Each year, approximately 2,600 babies are born with a cleft palate, and an additional 1,800 are born with a cleft lip. These fall under the term “orofacial clefts,” which are characterized by an underdeveloped mouth or lip, sometimes extending into the nasal cavity. Children with an orofacial cleft often have difficulty latching, breastfeeding, and speaking clearly, and they can experience an increased risk of an ear infection if left untreated.
Treatment for an orofacial cleft varies depending on the severity and other associated syndromes. From surgery to orthodontia, modern healthcare is tailored to each child’s specific condition and needs. These individuals and their parents need to create a good relationship with an orthopedic doctor specializing in managing and treating orofacial clefts.
With National Cleft and Craniofacial Awareness and Prevention Month upon us, it’s the perfect time to raise awareness and improve the understanding of orofacial clefts. From development to causes and treatment, we’ve got the insider scoop on everything to do with orofacial clefts.
Causes and Risk Factors
A cleft lip often develops between the fourth and seventh weeks of pregnancy. As a baby matures inside the womb, body tissue and special cells grow towards the center of the head, forming the face, including the eyes, nose, mouth, and lips. A cleft lip happens when the tissues that shape the mouth don’t come together, leaving an opening in the upper lip. This opening can be small or extend into the lower nasal cavity on the right side, left side, both, or middle.
A cleft palate is similar, developing between the sixth and ninth week of pregnancy when the tissues that form the roof of the mouth don’t join together. This leaves an opening, small or large, in the front, back, or middle of the mouth.

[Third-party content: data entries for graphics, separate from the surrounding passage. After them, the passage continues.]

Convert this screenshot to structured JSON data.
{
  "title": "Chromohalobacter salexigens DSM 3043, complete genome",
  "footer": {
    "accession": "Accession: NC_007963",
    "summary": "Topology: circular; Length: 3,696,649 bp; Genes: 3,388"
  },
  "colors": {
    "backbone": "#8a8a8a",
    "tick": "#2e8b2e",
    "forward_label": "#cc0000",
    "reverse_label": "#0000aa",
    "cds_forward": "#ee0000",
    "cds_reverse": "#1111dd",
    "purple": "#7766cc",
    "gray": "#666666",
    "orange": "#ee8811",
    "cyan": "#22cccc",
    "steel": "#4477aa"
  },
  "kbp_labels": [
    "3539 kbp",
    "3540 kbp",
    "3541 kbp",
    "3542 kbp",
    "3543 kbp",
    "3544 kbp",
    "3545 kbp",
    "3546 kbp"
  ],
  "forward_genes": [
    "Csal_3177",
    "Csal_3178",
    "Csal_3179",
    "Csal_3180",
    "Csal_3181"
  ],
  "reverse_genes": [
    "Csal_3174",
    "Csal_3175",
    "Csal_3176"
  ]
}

The exact cause of a cleft lip and palate remains uncertain. Doctors believe the condition may result from changes in the genetic makeup of a developing fetus. It may also be influenced by the mother’s environment, what she consumes throughout pregnancy, smoking, diabetes, and chronic use of medication. The CDC continues to fund the study of congenital disabilities to determine other possible causes and risk factors.
Management and Treatment
For children born with an orofacial cleft, there are several treatment options available. Surgery to repair a cleft lip is highly recommended in the first 12 months of life—18 months for a cleft palate. It is important to note that most children will require additional surgical treatments later on during development. Surgery may improve the look and appearance of a child’s mouth and result in improved speech, hearing, and breathing.
Children with orofacial clefts might also require orthopedic braces to assist in developing their jaw and airway. It is essential to connect with an orthodontist in the early stages of life, as these doctors can closely monitor the child’s condition and handle any issues that may arise. The type of orthodontic treatment largely depends on whether or not the child’s orofacial cleft affects the alveolus, the bony sockets in the jaw where the adult teeth sit. This condition often requires more extensive orthodontic treatment, such as an alveolar bone graft, to fill in the gap in the gums before a child’s adult teeth grow in.
Other treatments are more geared towards managing the symptoms associated with an orofacial cleft. For babies, an opening in the palate can make it difficult to breastfeed as liquids can pass from the mouth back through the nose. That said, some specially designed bottles and nipples can eliminate this problem, ensuring the liquid moves down into the stomach.
Children may also experience an increased risk of ear infections, as fluid can accumulate in the middle ear, causing discomfort and possible hearing loss. Doctors often recommend annual checkups to access fluid levels and manually drain the ears if necessary.
Another common symptom of an orofacial cleft is difficulty with speech. The sound may be distorted, difficult to understand, or considered nasally. While surgery is often the prescribed solution, individuals may also work with a speech pathologist to improve their symptoms.
National Cleft and Craniofacial Awareness and Prevention Month is the perfect opportunity to raise awareness and improve the understanding of orofacial clefts. By making ourselves aware of the potential causes and treatment options available, we can continue to expand our knowledge with the hopes of providing better treatment and prevention in the future.